Perubahan iklim telah menyebabkan penurunan produksi pangan, khususnya di negara-negara berkembang termasuk Indonesia. Penurunan ini terutama disebabkan oleh meningkatnya suhu dan salinitas tanah, cuaca ekstrem yang menyebabkan kekeringan dan banjir, serangan hama dan penyakit, serta penurunan kapasitas produksi akibat kerusakan infrastruktur pertanian. Studi di daerah tropis menunjukkan bahwa produksi jagung dan beras akan menurun karena peningkatan suhu udara dan perubahan iklim.
Advertisement
Sebagai negara dengan ekonomi terbesar di Asia Tenggara, Indonesia akan sangat menderita akibat perubahan iklim, terutama kekeringan dan banjir, karena fenomena ini akan menurunkan produksi pangan dan kapasitas produksi. Produk domestik bruto (PDB) Indonesia, 15 persen berasal dari sektor pertanian di mana 41 persen dari angkatan kerja bergantung pada sektor ini. Indonesia akan menghadapi masalah serius akibat perubahan iklim jika tidak segera dilakukan penanganan baik teknis maupun non-teknis melalui kebijakan yang tepat.

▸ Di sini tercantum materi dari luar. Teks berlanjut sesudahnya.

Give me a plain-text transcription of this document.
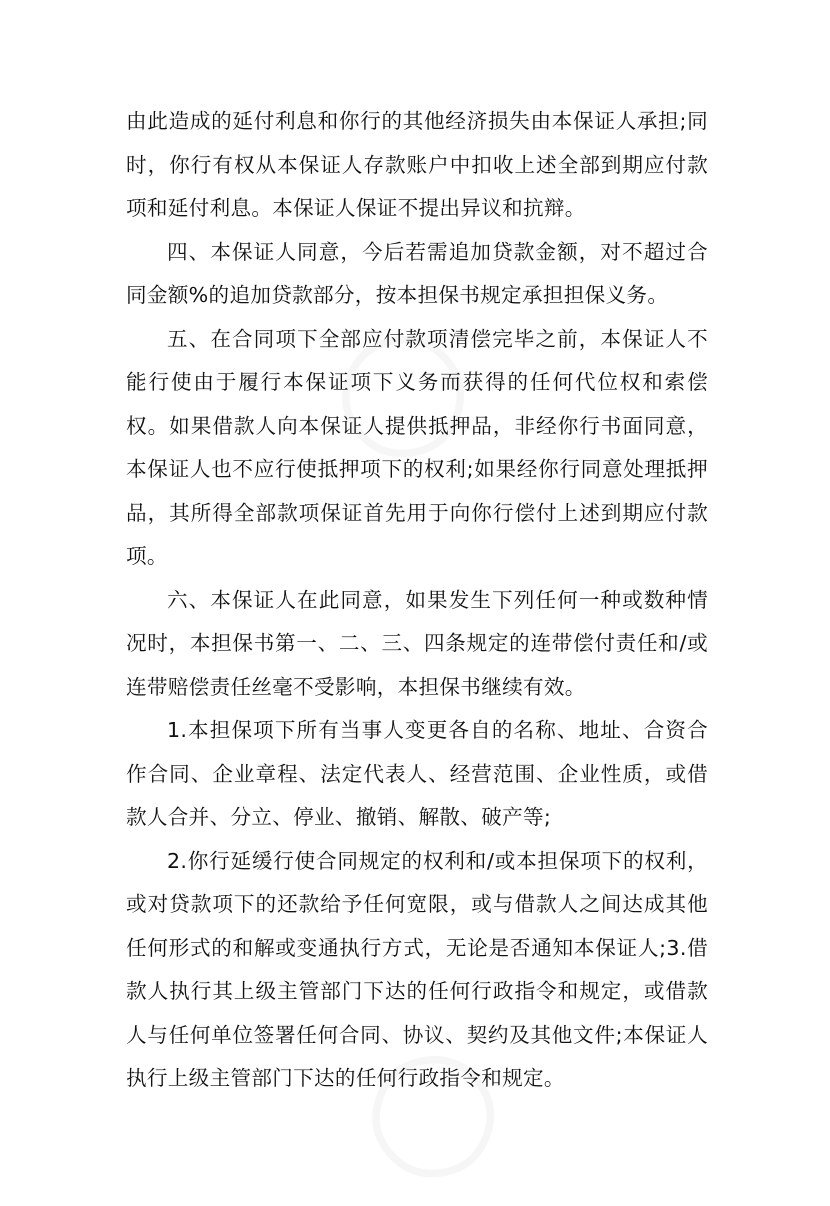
由此造成的延付利息和你行的其他经济损失由本保证人承担;同时，你行有权从本保证人存款账户中扣收上述全部到期应付款项和延付利息。本保证人保证不提出异议和抗辩。

四、本保证人同意，今后若需追加贷款金额，对不超过合同金额%的追加贷款部分，按本担保书规定承担担保义务。

五、在合同项下全部应付款项清偿完毕之前，本保证人不能行使由于履行本保证项下义务而获得的任何代位权和索偿权。如果借款人向本保证人提供抵押品，非经你行书面同意，本保证人也不应行使抵押项下的权利;如果经你行同意处理抵押品，其所得全部款项保证首先用于向你行偿付上述到期应付款项。

六、本保证人在此同意，如果发生下列任何一种或数种情况时，本担保书第一、二、三、四条规定的连带偿付责任和/或连带赔偿责任丝毫不受影响，本担保书继续有效。

1.本担保项下所有当事人变更各自的名称、地址、合资合作合同、企业章程、法定代表人、经营范围、企业性质，或借款人合并、分立、停业、撤销、解散、破产等;

2.你行延缓行使合同规定的权利和/或本担保项下的权利，或对贷款项下的还款给予任何宽限，或与借款人之间达成其他任何形式的和解或变通执行方式，无论是否通知本保证人;3.借款人执行其上级主管部门下达的任何行政指令和规定，或借款人与任何单位签署任何合同、协议、契约及其他文件;本保证人执行上级主管部门下达的任何行政指令和规定。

Dampak perubahan iklim berupa pemanasan global ditandai dengan meningkatnya suhu udara yang mempengaruhi fisiologi tanaman. Pemanasan global menyebabkan peningkatan suhu minimum malam hari sebesar 1°C dan menurunkan hasil padi sebesar 10 persen. Secara kasat mata, dampak perubahan iklim di beberapa sentra produksi padi adalah terjadinya kekeringan dan banjir secara tidak teratur, serta serangan hama dan penyakit.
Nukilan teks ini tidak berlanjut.